We hope to advance the discussion on power relations, discourse and market domination in housing and tourism, contested meaning-making, urban and touristic practices, and the politics of representation in the internationally rising research field of New Urban Tourism. We look for contributions that address but are not limited to one of the following themes:
Theories of New Urban Tourism
- Theoretic reflections and discourses on New Urban Tourism
- Relations between New Urban Tourism and other forms of mobilities
- Postcolonial perspectives on New Urban Tourism
New Urban Tourism and Housing Market
- Effects on rental and real estate markets and business models - Economic impact of peer-to-peer platforms such as Airbnb
- Effects on traditional tourism markets and tourism infrastructures - Quality of life and quality of housing in urban tourist destinations
- Its impact on work and service industries
New Urban Tourism and Contestations
- Power relations that New Urban Tourism challenges or entails
- Conflicts between tourists and residents in residential neighborhoods - ‘Touristification’ of everyday life in cities and tourist practices
- Xenophobia and protests against tourists
Representations of New Urban Tourism
- New Urban Tourists, their lifestyles and their travel preferences
- Media representations of residential neighborhoods for and by travelers
- Representations of tourists and the construction of the local
- Identity constructions and mechanisms of (in)- and (ex)clusion
- Representations of New Urban Tourism as vehicle for cosmopolitanism
The book will be of interest to academic audiences seeking to gain a deeper understanding of the social, economic, political and cultural effects of New Urban Tourism on cities and on urban quality of life in different regions of the world.

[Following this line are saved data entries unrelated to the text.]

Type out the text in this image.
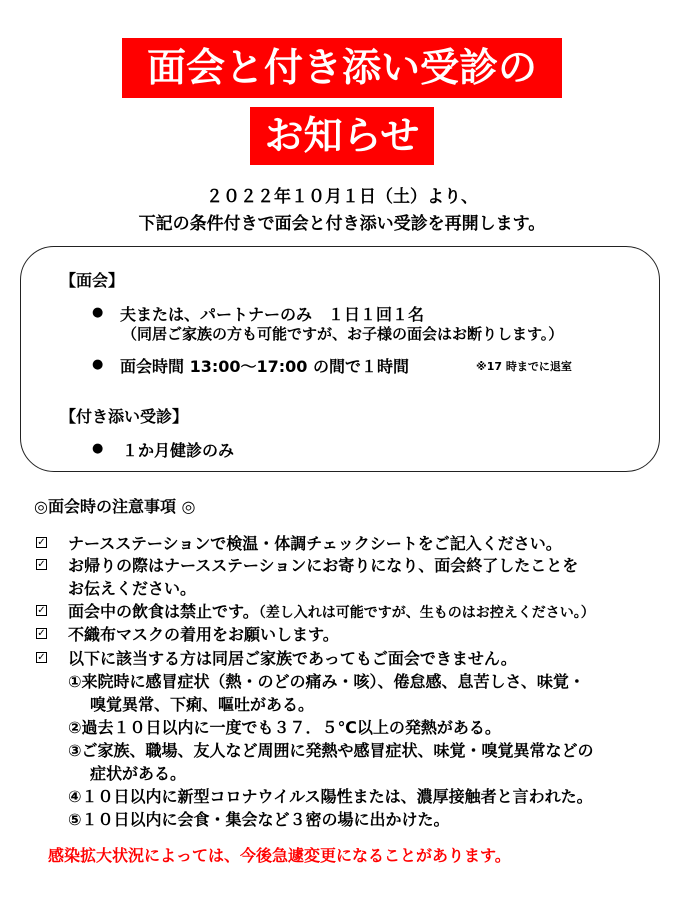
面会と付き添い受診の
お知らせ
２０２２年１０月１日（土）より、
下記の条件付きで面会と付き添い受診を再開します。
【面会】
● 夫または、パートナーのみ　１日１回１名
（同居ご家族の方も可能ですが、お子様の面会はお断りします。）
● 面会時間 13:00～17:00 の間で１時間	※17 時までに退室
【付き添い受診】
● １か月健診のみ
◎面会時の注意事項 ◎
✓ ナースステーションで検温・体調チェックシートをご記入ください。
✓ お帰りの際はナースステーションにお寄りになり、面会終了したことを
お伝えください。
✓ 面会中の飲食は禁止です。（差し入れは可能ですが、生ものはお控えください。）
✓ 不織布マスクの着用をお願いします。
✓ 以下に該当する方は同居ご家族であってもご面会できません。
①来院時に感冒症状（熱・のどの痛み・咳）、倦怠感、息苦しさ、味覚・
嗅覚異常、下痢、嘔吐がある。
②過去１０日以内に一度でも３７．５℃以上の発熱がある。
③ご家族、職場、友人など周囲に発熱や感冒症状、味覚・嗅覚異常などの
症状がある。
④１０日以内に新型コロナウイルス陽性または、濃厚接触者と言われた。
⑤１０日以内に会食・集会など３密の場に出かけた。
感染拡大状況によっては、今後急遽変更になることがあります。
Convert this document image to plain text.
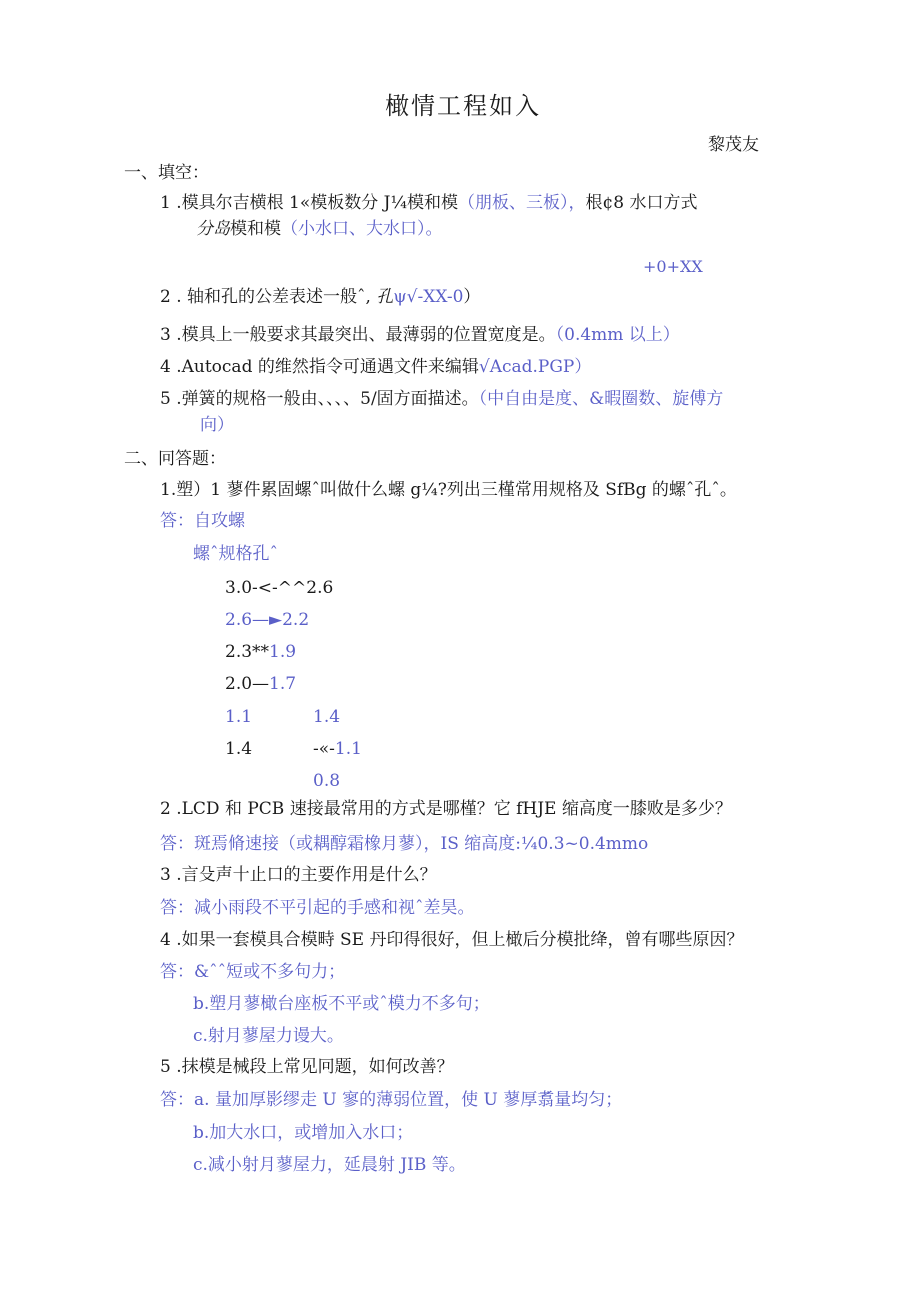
橄情工程如入
黎茂友
一、填空：
1 .模具尔吉横根 1«模板数分 J¼模和模（朋板、三板），根¢8 水口方式
分岛模和模（小水口、大水口）。
+0+XX
2 . 轴和孔的公差表述一般ˆ, 孔ψ√-XX-0）
3 .模具上一般要求其最突出、最薄弱的位置宽度是。（0.4mm 以上）
4 .Autocad 的维然指令可通遇文件来编辑√Acad.PGP）
5 .弹簧的规格一般由、、、、5/固方面描述。（中自由是度、&暇圈数、旋傅方
向）
二、冋答题：
1.塑）1 蓼件累固螺ˆ叫做什么螺 g¼?列出三槿常用规格及 SfBg 的螺ˆ孔ˆ。
答：自攻螺
螺ˆ规格孔ˆ
3.0-<-^^2.6
2.6—►2.2
2.3**1.9
2.0—1.7
1.1	1.4
1.4	-«-1.1
0.8
2 .LCD 和 PCB 速接最常用的方式是哪槿？它 fHJE 缩高度一膝败是多少？
答：斑焉脩速接（或耦醇霜橡月蓼），IS 缩高度:¼0.3~0.4mmo
3 .言殳声十止口的主要作用是什么？
答：减小雨段不平引起的手感和视ˆ差昊。
4 .如果一套模具合模畤 SE 丹印得很好，但上橄后分模批绛，曾有哪些原因？
答：&ˆˆ短或不多句力；
b.塑月蓼橄台座板不平或ˆ模力不多句；
c.射月蓼屋力谩大。
5 .抹模是械段上常见冋题，如何改善？
答：a. 量加厚影缪走 U 寥的薄弱位置，使 U 蓼厚翥量均匀；
b.加大水口，或增加入水口；
c.减小射月蓼屋力，延晨射 JIB 等。
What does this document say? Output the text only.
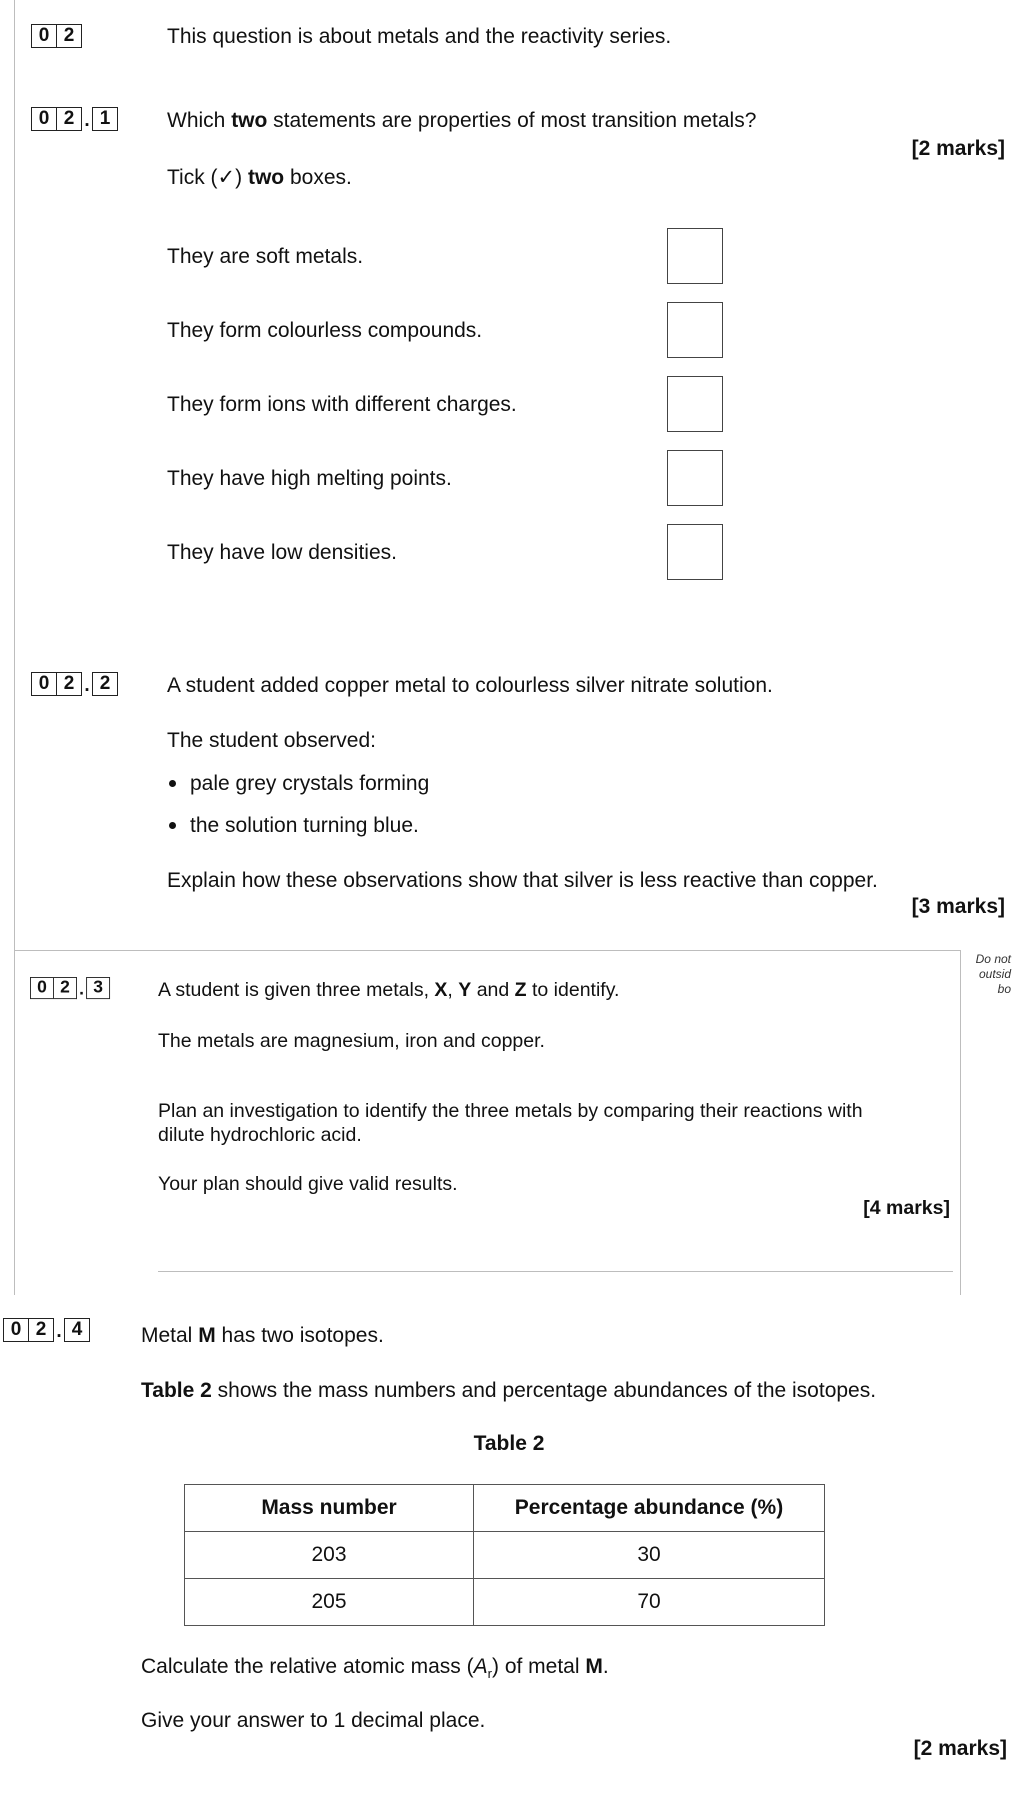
0 2	This question is about metals and the reactivity series.
0 2 . 1	Which two statements are properties of most transition metals?
[2 marks]
Tick (✓) two boxes.
They are soft metals.
They form colourless compounds.
They form ions with different charges.
They have high melting points.
They have low densities.
0 2 . 2	A student added copper metal to colourless silver nitrate solution.
The student observed:
pale grey crystals forming
the solution turning blue.
Explain how these observations show that silver is less reactive than copper.
[3 marks]
Do not
outsid
bo
0 2 . 3	A student is given three metals, X, Y and Z to identify.
The metals are magnesium, iron and copper.
Plan an investigation to identify the three metals by comparing their reactions with
dilute hydrochloric acid.
Your plan should give valid results.
[4 marks]
0 2 . 4	Metal M has two isotopes.
Table 2 shows the mass numbers and percentage abundances of the isotopes.
Table 2
Mass number	Percentage abundance (%)
203	30
205	70
Calculate the relative atomic mass $(A_r)$ of metal M.
Give your answer to 1 decimal place.
[2 marks]
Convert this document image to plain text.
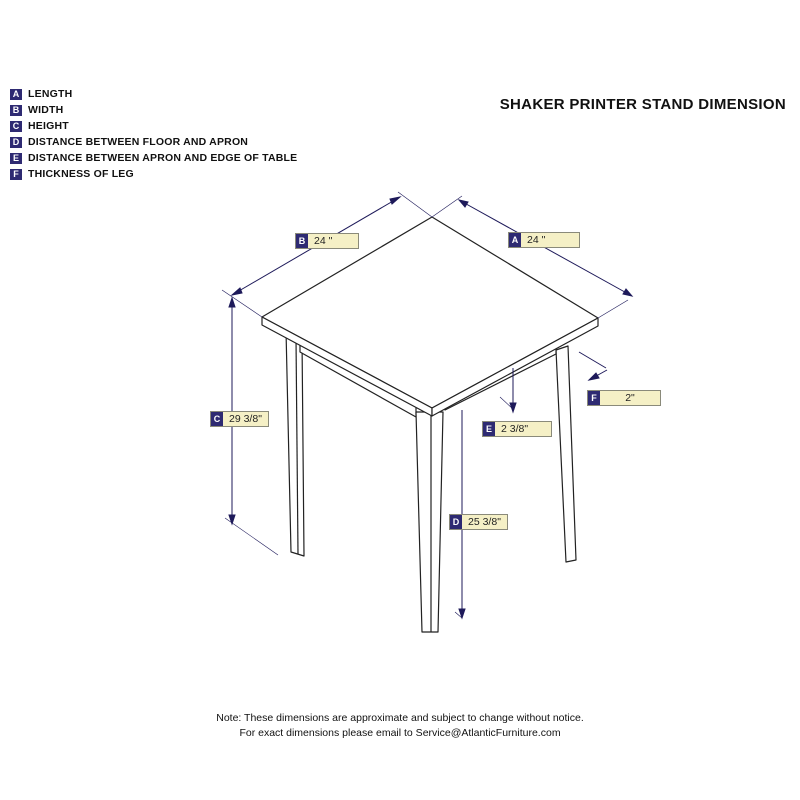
A LENGTH
B WIDTH
C HEIGHT
D DISTANCE BETWEEN FLOOR AND APRON
E DISTANCE BETWEEN APRON AND EDGE OF TABLE
F THICKNESS OF LEG
SHAKER PRINTER STAND DIMENSION
B 24 "	A 24 "
C 29 3/8"
E 2 3/8"
F	2"
D 25 3/8"
Note: These dimensions are approximate and subject to change without notice.
For exact dimensions please email to Service@AtlanticFurniture.com
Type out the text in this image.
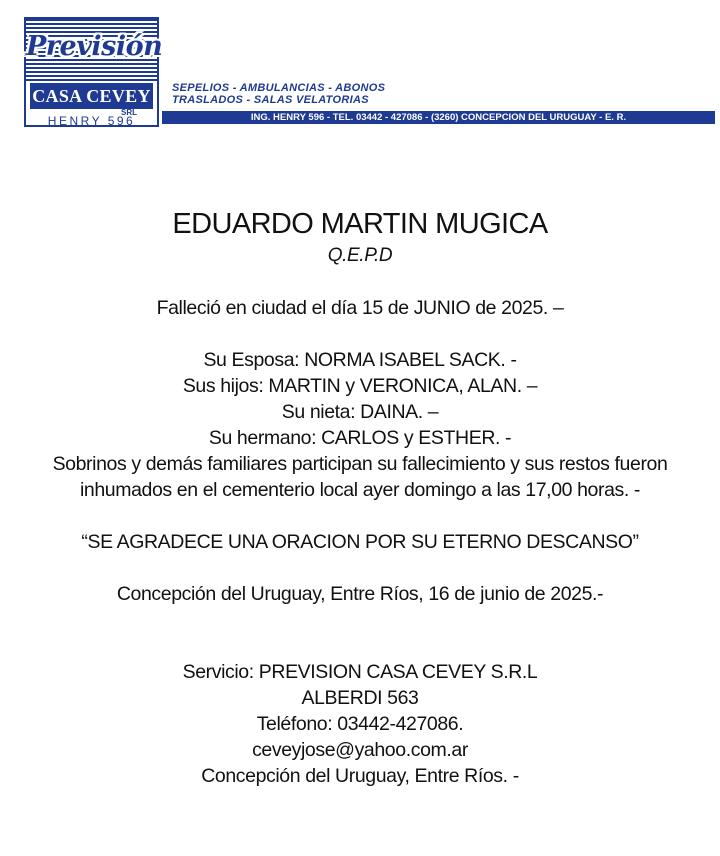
Previsión
CASA CEVEY
SRL
HENRY 596
SEPELIOS - AMBULANCIAS - ABONOS
TRASLADOS - SALAS VELATORIAS
ING. HENRY 596 - TEL. 03442 - 427086 - (3260) CONCEPCION DEL URUGUAY - E. R.
EDUARDO MARTIN MUGICA
Q.E.P.D
Falleció en ciudad el día 15 de JUNIO de 2025. –
Su Esposa: NORMA ISABEL SACK. -
Sus hijos: MARTIN y VERONICA, ALAN. –
Su nieta: DAINA. –
Su hermano: CARLOS y ESTHER. -
Sobrinos y demás familiares participan su fallecimiento y sus restos fueron inhumados en el cementerio local ayer domingo a las 17,00 horas. -
“SE AGRADECE UNA ORACION POR SU ETERNO DESCANSO”
Concepción del Uruguay, Entre Ríos, 16 de junio de 2025.-
Servicio: PREVISION CASA CEVEY S.R.L
ALBERDI 563
Teléfono: 03442-427086.
ceveyjose@yahoo.com.ar
Concepción del Uruguay, Entre Ríos. -
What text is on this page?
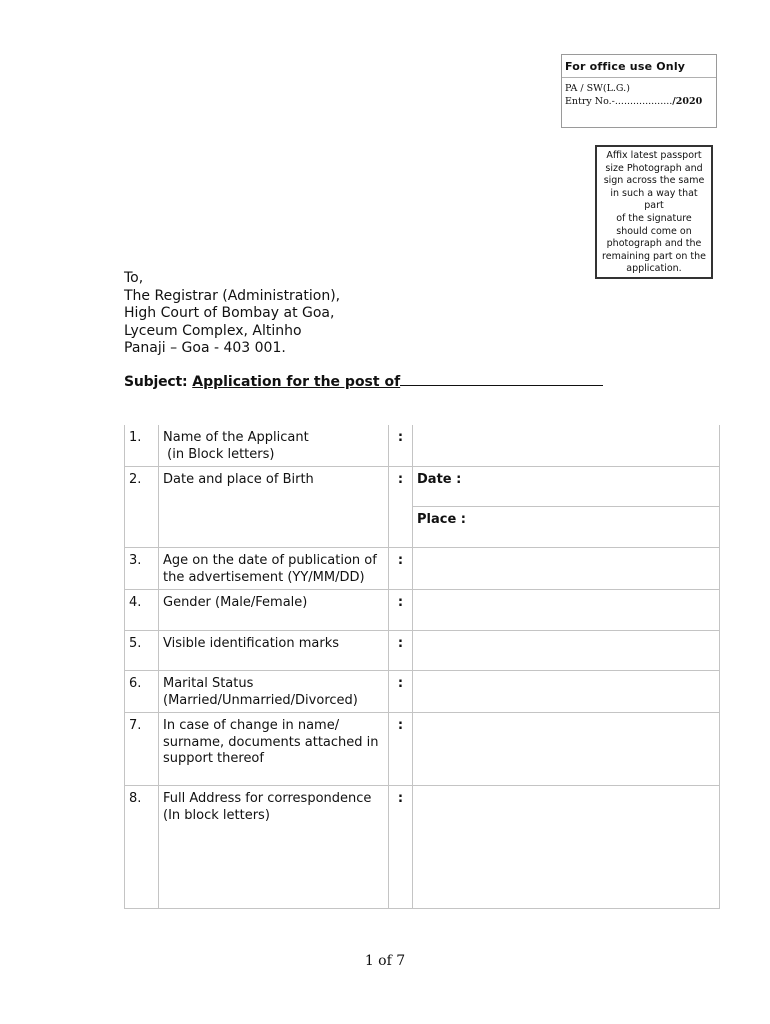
For office use Only
PA / SW(L.G.)
Entry No.-.................../2020
Affix latest passport
size Photograph and
sign across the same
in such a way that
part
of the signature
should come on
photograph and the
remaining part on the
application.
To,
The Registrar (Administration),
High Court of Bombay at Goa,
Lyceum Complex, Altinho
Panaji – Goa - 403 001.
Subject: Application for the post of
1.	Name of the Applicant
(in Block letters)	:	
2.	Date and place of Birth	:	Date :
			Place :
3.	Age on the date of publication of
the advertisement (YY/MM/DD)	:	
4.	Gender (Male/Female)	:	
5.	Visible identification marks	:	
6.	Marital Status
(Married/Unmarried/Divorced)	:	
7.	In case of change in name/
surname, documents attached in
support thereof	:	
8.	Full Address for correspondence
(In block letters)	:	
1 of 7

It will also be useful to professionals involved in governing, planning, designing and transforming (new) urban tourism. The book will also be relevant for undergraduate, Masters and PhD students engaging in analyses of contemporary tourism.
Maitland, Robert (2007): Tourists, the creative class and distinctive areas in major cities. The roles of visitors and residents in developing new tourism areas. In: Greg Richards, Julie Wilson (Eds.): Tourism, creativity and development. London: Routledge (Contemporary geographies of leisure, tourism, and mobility), pp. 73–86.